Notice that the Northwind database icon has a hand below it, indicating that it has been published. Expand the Northwind database. A node called Publications has been added.

Expand Publications, and then click Northwind_Products_Publication. In the Details pane, all subscriptions to the selected publication are listed.

Expand the PullSubs database. Notice that a node called Pull Subscriptions has been added.

Click Pull Subscriptions. In the Details pane, the subscription to Northwind_Products_Publication is listed.

In the Details pane, right-click the subscription and then click Properties. Review the properties of your pull subscription.

Click Cancel to close the Pull Subscription Properties dialog box.

Exercise 6: Updating the Published Article

In this exercise, you will update the Products table (on the Publisher) and verify that the updated information is replicated to the Subscriber.

To update the published article

In SQL Server Query Analyzer, type and execute the following:

 USE Northwind SELECT * FROM Products WHERE ProductID = 1

Review the result set. Make a note of the ReorderLevel for the product (it should be 10).

Switch to SQL Server Enterprise Manager, then expand Replication Monitor. Expand Agents, and then click Log Reader Agents. You must now switch to SQL Server Query Analyzer and type and execute the following script.

 USE Northwind UPDATE Products SET ReorderLevel = 20 WHERE ProductID = 1 SELECT * FROM Products

Immediately after executing the script, switch back to SQL Server Enterprise Manager and watch the Status of the Log Reader Agent.

Within a few moments, the Status of the Log Reader Agent entry should change to Running and the Last Action should indicate that one transaction with one command was delivered. In the console tree, click Distribution Agents. Within a few moments, the status of the Distribution Agent entry should change to Running, and the Last Action should indicate that one transaction with one command was delivered.

In the console tree, click Log Reader Agents.
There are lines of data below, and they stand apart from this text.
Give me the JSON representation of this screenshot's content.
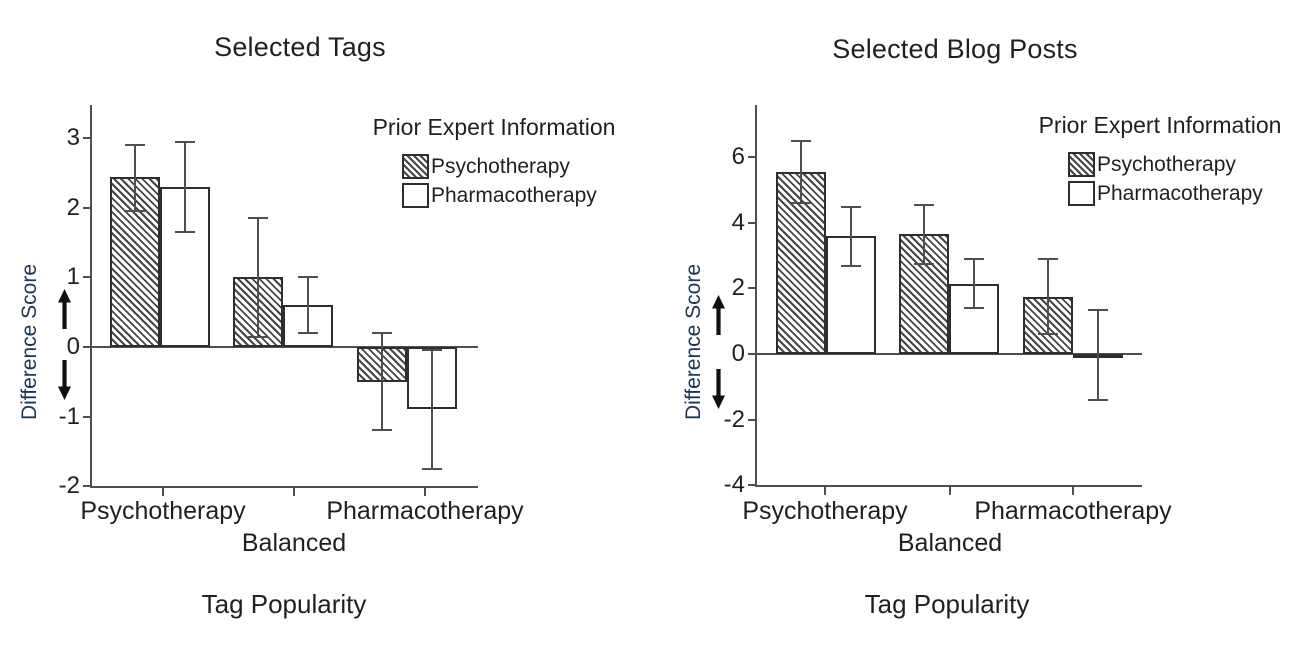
{
  "figure": {
    "background": "#ffffff"
  },
  "colors": {
    "text": "#231f20",
    "axis": "#4f4f4f",
    "bar_outline": "#2e2e2e",
    "hatch_line": "#454545",
    "y_axis_label": "#1e3356",
    "error_bar": "#4f4f4f"
  },
  "icons": {
    "up_arrow": "↑",
    "down_arrow": "↓"
  },
  "chart_data": [
    {
      "type": "bar",
      "title": "Selected Tags",
      "xlabel": "Tag Popularity",
      "ylabel": "Difference Score",
      "legend_title": "Prior Expert Information",
      "legend_position": "top-right",
      "grid": false,
      "categories": [
        "Psychotherapy",
        "Balanced",
        "Pharmacotherapy"
      ],
      "yticks": [
        3,
        2,
        1,
        0,
        -1,
        -2
      ],
      "ylim": [
        -2,
        3.48
      ],
      "series": [
        {
          "name": "Psychotherapy",
          "fill": "hatched",
          "values": [
            2.45,
            1.0,
            -0.5
          ],
          "err_low": [
            1.95,
            0.15,
            -1.2
          ],
          "err_high": [
            2.9,
            1.85,
            0.2
          ]
        },
        {
          "name": "Pharmacotherapy",
          "fill": "white",
          "values": [
            2.3,
            0.6,
            -0.9
          ],
          "err_low": [
            1.65,
            0.2,
            -1.75
          ],
          "err_high": [
            2.95,
            1.0,
            -0.05
          ]
        }
      ]
    },
    {
      "type": "bar",
      "title": "Selected Blog Posts",
      "xlabel": "Tag Popularity",
      "ylabel": "Difference Score",
      "legend_title": "Prior Expert Information",
      "legend_position": "top-right",
      "grid": false,
      "categories": [
        "Psychotherapy",
        "Balanced",
        "Pharmacotherapy"
      ],
      "yticks": [
        6,
        4,
        2,
        0,
        -2,
        -4
      ],
      "ylim": [
        -4,
        7.6
      ],
      "series": [
        {
          "name": "Psychotherapy",
          "fill": "hatched",
          "values": [
            5.55,
            3.65,
            1.75
          ],
          "err_low": [
            4.6,
            2.75,
            0.6
          ],
          "err_high": [
            6.5,
            4.55,
            2.9
          ]
        },
        {
          "name": "Pharmacotherapy",
          "fill": "white",
          "values": [
            3.6,
            2.15,
            -0.1
          ],
          "err_low": [
            2.7,
            1.4,
            -1.4
          ],
          "err_high": [
            4.5,
            2.9,
            1.35
          ]
        }
      ]
    }
  ]
}
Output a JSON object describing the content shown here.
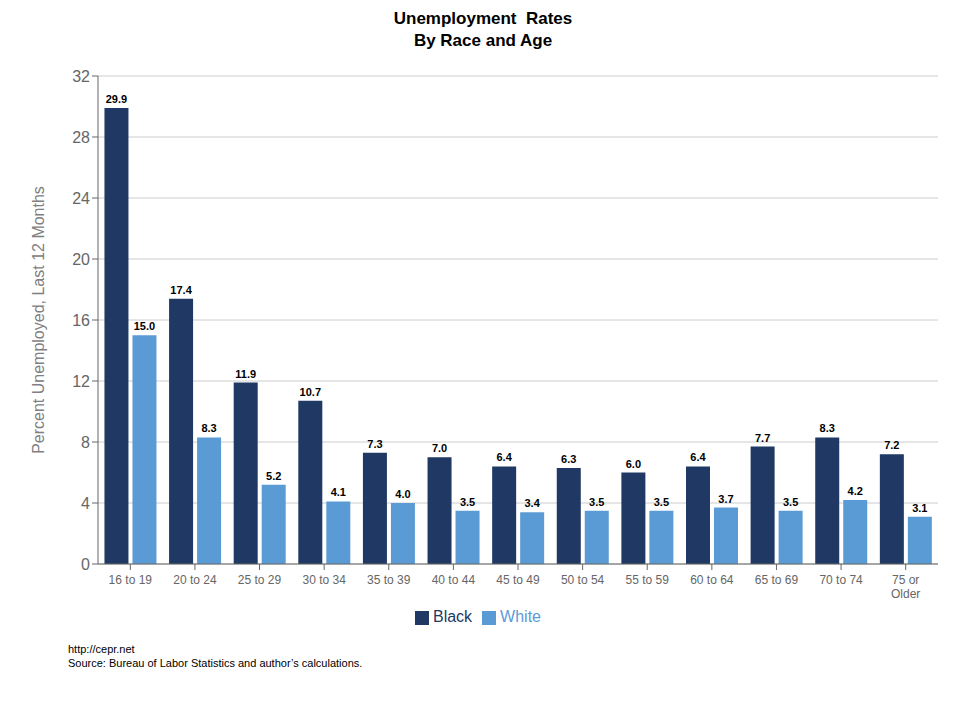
{
  "chart_data": {
    "type": "bar",
    "title": "Unemployment  Rates\nBy Race and Age",
    "ylabel": "Percent Unemployed, Last 12 Months",
    "categories": [
      "16 to 19",
      "20 to 24",
      "25 to 29",
      "30 to 34",
      "35 to 39",
      "40 to 44",
      "45 to 49",
      "50 to 54",
      "55 to 59",
      "60 to 64",
      "65 to 69",
      "70 to 74",
      "75 or\nOlder"
    ],
    "series": [
      {
        "name": "Black",
        "color": "#1F3864",
        "values": [
          29.9,
          17.4,
          11.9,
          10.7,
          7.3,
          7.0,
          6.4,
          6.3,
          6.0,
          6.4,
          7.7,
          8.3,
          7.2
        ],
        "value_labels": [
          "29.9",
          "17.4",
          "11.9",
          "10.7",
          "7.3",
          "7.0",
          "6.4",
          "6.3",
          "6.0",
          "6.4",
          "7.7",
          "8.3",
          "7.2"
        ]
      },
      {
        "name": "White",
        "color": "#5B9BD5",
        "values": [
          15.0,
          8.3,
          5.2,
          4.1,
          4.0,
          3.5,
          3.4,
          3.5,
          3.5,
          3.7,
          3.5,
          4.2,
          3.1
        ],
        "value_labels": [
          "15.0",
          "8.3",
          "5.2",
          "4.1",
          "4.0",
          "3.5",
          "3.4",
          "3.5",
          "3.5",
          "3.7",
          "3.5",
          "4.2",
          "3.1"
        ]
      }
    ],
    "ylim": [
      0,
      32
    ],
    "yticks": [
      0,
      4,
      8,
      12,
      16,
      20,
      24,
      28,
      32
    ],
    "grid": true,
    "legend": "bottom",
    "data_labels": true,
    "annotations": [
      "http://cepr.net\nSource: Bureau of Labor Statistics and author’s calculations."
    ]
  }
}
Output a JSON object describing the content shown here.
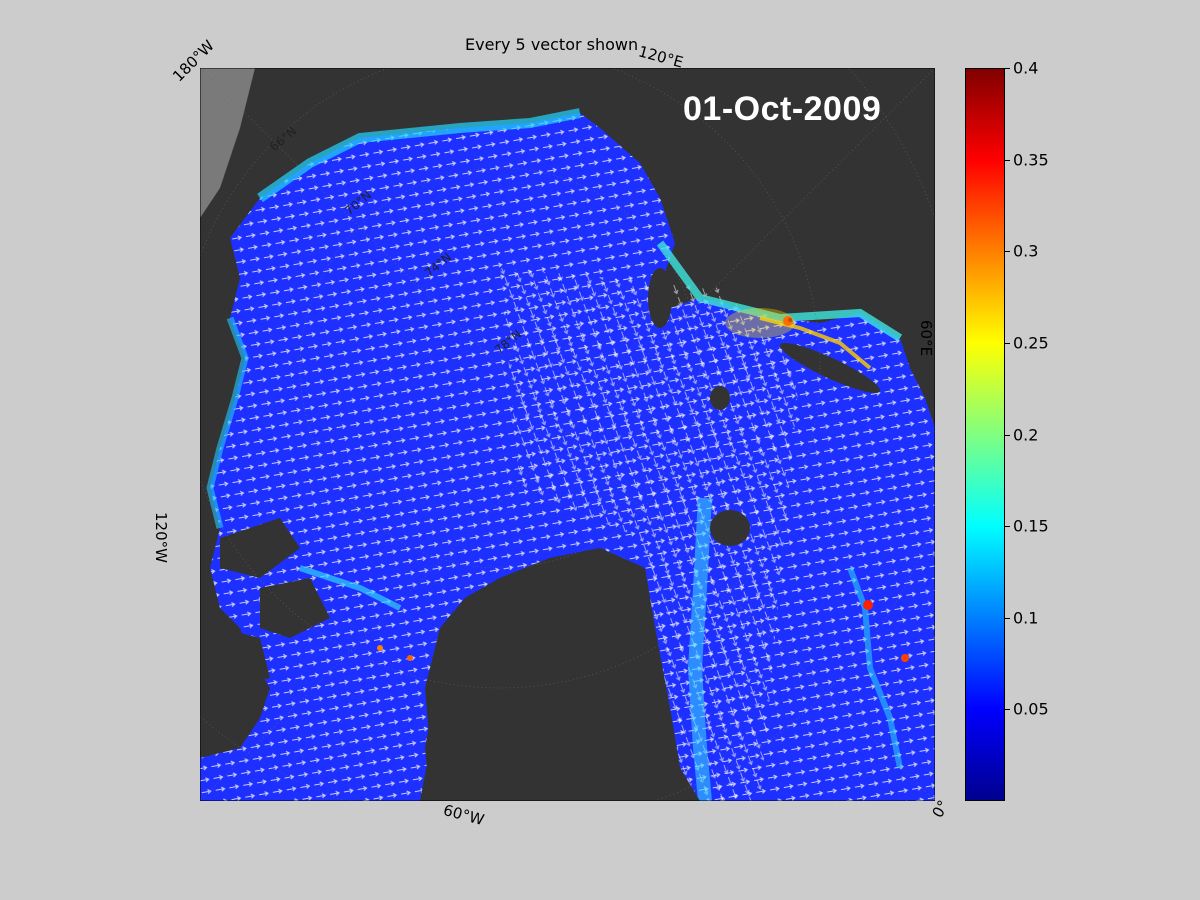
{
  "title": "Every 5 vector shown",
  "date": "01-Oct-2009",
  "longitude_labels": {
    "lon_180w": "180°W",
    "lon_120e": "120°E",
    "lon_60e": "60°E",
    "lon_120w": "120°W",
    "lon_60w": "60°W",
    "lon_0": "0°"
  },
  "latitude_labels": [
    "66°N",
    "70°N",
    "74°N",
    "78°N"
  ],
  "colorbar": {
    "colormap": "jet",
    "min": 0,
    "max": 0.4,
    "ticks": [
      "0.4",
      "0.35",
      "0.3",
      "0.25",
      "0.2",
      "0.15",
      "0.1",
      "0.05"
    ],
    "tick_values": [
      0.4,
      0.35,
      0.3,
      0.25,
      0.2,
      0.15,
      0.1,
      0.05
    ]
  },
  "colors": {
    "figure_background": "#cccccc",
    "land": "#333333",
    "ocean_field": "#1f2cff",
    "vectors": "#ffffff",
    "high_speed": "#ff2000"
  }
}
Right-click SQLSERVER (or your server name, if different), and then click Agent History. Click Session Details to see the details for the current session. You may still see the action indicating that one transaction with one command was delivered; otherwise, the action will now indicate that no replicated transactions are available. The detail above the action messages includes various statistics for the current session for the Log Reader Agent.
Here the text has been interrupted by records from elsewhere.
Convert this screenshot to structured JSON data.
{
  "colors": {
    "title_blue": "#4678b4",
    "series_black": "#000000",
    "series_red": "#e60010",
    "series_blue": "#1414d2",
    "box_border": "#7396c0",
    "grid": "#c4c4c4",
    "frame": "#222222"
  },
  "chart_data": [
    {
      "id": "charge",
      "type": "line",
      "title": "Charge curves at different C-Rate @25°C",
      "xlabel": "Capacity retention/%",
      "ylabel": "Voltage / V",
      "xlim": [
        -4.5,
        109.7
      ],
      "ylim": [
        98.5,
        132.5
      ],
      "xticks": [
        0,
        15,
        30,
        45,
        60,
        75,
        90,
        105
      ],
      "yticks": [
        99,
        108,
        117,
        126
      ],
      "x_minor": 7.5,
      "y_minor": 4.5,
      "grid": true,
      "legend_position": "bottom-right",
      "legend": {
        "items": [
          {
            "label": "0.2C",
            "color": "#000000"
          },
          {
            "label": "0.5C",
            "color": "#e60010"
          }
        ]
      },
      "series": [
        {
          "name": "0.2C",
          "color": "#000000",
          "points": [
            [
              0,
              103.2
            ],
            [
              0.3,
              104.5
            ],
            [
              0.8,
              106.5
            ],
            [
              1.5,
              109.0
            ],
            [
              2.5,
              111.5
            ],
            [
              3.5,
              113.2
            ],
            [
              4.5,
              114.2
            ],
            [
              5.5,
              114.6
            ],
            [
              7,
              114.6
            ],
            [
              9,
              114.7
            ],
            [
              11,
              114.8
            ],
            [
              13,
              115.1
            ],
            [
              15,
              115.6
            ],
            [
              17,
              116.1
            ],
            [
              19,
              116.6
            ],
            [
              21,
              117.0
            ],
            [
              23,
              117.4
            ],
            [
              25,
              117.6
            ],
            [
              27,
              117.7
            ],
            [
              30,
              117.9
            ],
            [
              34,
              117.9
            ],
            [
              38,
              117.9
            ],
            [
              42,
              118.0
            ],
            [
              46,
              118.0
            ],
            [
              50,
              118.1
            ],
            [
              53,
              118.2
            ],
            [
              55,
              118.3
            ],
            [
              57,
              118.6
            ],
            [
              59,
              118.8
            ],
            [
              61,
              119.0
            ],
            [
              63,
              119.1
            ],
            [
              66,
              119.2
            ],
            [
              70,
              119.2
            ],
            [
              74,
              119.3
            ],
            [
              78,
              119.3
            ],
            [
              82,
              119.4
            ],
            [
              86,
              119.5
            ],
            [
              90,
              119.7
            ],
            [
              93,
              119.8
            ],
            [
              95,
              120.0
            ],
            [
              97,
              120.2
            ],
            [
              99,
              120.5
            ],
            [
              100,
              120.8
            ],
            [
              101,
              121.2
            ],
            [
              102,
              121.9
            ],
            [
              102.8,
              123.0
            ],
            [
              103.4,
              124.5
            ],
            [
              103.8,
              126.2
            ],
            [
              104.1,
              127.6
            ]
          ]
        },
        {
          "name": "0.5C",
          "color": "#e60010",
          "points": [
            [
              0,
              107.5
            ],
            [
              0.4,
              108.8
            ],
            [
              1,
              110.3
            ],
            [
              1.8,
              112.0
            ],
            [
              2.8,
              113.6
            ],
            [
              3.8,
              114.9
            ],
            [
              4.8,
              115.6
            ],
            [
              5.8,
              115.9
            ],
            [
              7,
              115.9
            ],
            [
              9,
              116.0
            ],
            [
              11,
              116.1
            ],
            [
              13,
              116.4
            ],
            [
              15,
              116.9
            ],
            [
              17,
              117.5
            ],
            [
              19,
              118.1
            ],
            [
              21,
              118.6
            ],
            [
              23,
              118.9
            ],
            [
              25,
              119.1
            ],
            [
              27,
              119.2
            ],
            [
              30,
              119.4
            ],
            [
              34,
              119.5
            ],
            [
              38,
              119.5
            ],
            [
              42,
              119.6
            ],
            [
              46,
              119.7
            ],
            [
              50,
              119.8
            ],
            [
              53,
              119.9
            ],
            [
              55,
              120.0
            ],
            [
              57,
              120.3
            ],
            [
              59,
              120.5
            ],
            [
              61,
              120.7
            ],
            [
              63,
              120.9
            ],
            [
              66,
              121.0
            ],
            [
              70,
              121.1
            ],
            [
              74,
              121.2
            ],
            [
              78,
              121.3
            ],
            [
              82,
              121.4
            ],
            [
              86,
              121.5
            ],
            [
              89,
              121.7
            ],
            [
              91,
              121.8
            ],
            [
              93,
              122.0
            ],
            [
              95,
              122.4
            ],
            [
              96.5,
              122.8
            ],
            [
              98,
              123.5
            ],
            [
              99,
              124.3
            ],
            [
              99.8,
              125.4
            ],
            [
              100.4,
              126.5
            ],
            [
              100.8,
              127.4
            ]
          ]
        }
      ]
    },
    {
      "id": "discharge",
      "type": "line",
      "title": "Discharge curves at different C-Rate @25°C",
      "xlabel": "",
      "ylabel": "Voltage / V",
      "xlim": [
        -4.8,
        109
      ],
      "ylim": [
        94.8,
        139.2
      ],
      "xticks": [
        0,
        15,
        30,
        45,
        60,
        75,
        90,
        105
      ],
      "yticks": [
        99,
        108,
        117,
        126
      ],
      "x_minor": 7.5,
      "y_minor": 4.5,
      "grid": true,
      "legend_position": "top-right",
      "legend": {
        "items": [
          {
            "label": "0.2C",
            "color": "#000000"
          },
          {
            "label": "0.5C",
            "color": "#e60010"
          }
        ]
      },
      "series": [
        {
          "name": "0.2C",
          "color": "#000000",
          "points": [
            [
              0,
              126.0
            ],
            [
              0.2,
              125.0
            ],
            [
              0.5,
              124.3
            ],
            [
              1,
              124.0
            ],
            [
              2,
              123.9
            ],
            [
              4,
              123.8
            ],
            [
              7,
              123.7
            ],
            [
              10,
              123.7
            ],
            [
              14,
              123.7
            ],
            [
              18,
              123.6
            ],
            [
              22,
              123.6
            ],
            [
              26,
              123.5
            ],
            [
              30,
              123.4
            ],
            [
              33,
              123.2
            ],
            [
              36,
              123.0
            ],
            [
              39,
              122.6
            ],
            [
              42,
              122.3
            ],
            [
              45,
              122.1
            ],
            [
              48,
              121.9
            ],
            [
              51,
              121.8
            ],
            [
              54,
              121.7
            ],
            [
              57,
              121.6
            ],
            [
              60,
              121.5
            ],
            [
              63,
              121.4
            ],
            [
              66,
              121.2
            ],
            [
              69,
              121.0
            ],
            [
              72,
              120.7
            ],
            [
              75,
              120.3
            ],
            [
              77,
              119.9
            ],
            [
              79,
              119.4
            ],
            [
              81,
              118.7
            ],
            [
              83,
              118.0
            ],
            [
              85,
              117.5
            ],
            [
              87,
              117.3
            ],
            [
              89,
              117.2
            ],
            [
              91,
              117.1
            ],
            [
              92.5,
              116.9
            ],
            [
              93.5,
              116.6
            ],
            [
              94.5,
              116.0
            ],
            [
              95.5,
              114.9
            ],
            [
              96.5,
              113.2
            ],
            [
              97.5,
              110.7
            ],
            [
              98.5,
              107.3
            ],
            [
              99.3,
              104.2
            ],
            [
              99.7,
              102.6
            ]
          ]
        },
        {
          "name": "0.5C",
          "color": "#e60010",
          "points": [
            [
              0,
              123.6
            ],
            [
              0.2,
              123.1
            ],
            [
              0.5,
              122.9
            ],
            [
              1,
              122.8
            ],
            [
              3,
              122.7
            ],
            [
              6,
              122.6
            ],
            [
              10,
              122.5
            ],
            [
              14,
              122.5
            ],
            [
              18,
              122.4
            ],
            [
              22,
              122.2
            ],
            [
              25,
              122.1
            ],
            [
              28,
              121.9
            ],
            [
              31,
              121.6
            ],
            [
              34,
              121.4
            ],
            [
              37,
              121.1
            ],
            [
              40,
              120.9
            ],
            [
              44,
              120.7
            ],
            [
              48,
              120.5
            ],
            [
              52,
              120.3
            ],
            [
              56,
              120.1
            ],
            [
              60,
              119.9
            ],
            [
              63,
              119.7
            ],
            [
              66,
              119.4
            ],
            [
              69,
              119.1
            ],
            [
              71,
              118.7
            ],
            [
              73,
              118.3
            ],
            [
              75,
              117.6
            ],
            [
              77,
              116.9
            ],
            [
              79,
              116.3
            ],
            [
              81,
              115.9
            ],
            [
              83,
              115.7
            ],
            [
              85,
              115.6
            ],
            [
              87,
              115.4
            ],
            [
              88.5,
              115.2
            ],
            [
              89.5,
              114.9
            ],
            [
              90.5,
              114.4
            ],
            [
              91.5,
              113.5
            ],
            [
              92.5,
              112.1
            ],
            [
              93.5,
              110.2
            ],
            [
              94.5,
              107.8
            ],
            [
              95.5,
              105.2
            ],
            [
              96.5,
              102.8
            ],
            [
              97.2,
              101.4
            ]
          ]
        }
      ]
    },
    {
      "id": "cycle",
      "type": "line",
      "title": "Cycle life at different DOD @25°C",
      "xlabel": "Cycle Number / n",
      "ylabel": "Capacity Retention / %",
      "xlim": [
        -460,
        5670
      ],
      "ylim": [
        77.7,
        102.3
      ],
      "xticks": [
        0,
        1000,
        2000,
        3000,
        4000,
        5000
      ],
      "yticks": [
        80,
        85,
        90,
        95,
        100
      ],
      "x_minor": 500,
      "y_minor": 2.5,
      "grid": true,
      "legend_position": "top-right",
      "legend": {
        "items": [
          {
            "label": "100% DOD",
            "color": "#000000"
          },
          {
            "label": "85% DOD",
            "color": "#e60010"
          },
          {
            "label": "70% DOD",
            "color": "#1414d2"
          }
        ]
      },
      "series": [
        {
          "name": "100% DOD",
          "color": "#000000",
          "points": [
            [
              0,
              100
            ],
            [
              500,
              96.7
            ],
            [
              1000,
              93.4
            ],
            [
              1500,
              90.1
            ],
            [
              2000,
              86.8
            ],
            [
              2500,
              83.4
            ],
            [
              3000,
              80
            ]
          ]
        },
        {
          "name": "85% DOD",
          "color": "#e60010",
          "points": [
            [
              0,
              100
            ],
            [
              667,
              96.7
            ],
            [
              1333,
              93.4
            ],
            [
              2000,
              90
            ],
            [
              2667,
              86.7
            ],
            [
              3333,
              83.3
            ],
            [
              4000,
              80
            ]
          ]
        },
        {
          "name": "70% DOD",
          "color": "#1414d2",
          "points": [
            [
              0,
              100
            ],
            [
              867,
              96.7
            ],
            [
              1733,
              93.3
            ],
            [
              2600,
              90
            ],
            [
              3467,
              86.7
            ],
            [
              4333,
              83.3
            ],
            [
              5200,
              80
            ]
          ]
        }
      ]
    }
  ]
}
In the console tree, click Distribution Agents. Right-click the publication in the Details pane, and then click Agent History. Click Session Details to see the details for the current session. You may still see the action indicating that one transaction with one command was delivered; otherwise, the action will now indicate that no replicated transactions are available. The detail above the action messages includes various statistics for the current session for the Distribution Agent.

If you want to see the agents running again, execute the query from Step 3 with a different reorder level. You must use a different reorder level or the Distribution Agent will not run, because the Log Reader will detect that no data has actually changed.

Switch to SQL Server Query Analyzer. Execute the following statement to view the reorder level in the ReplProducts table in the PullSubs database and verify that the data was replicated:

 USE PublSubs SELECT * FROM Products WHERE ProductID = 1

Lesson Summary

Along with the three different types of replication discussed in Lesson 3, "SQL Server Replication Types," you can use many different physical models when you implement replication. The primary models are the central Publisher/Distributor model, the central Subscriber/multiple Publishers model, and the multiple Publishers/multiple Subscribers model. These models can be mixed or combined. When implementing replication, you can also choose whether to place the Publisher and the Distributor on the same computer or on different computers.

Replication can be used in a number of ways to move data in a data warehouse environment. These ways include updating data marts, staging data for transformation, and updating data warehouses.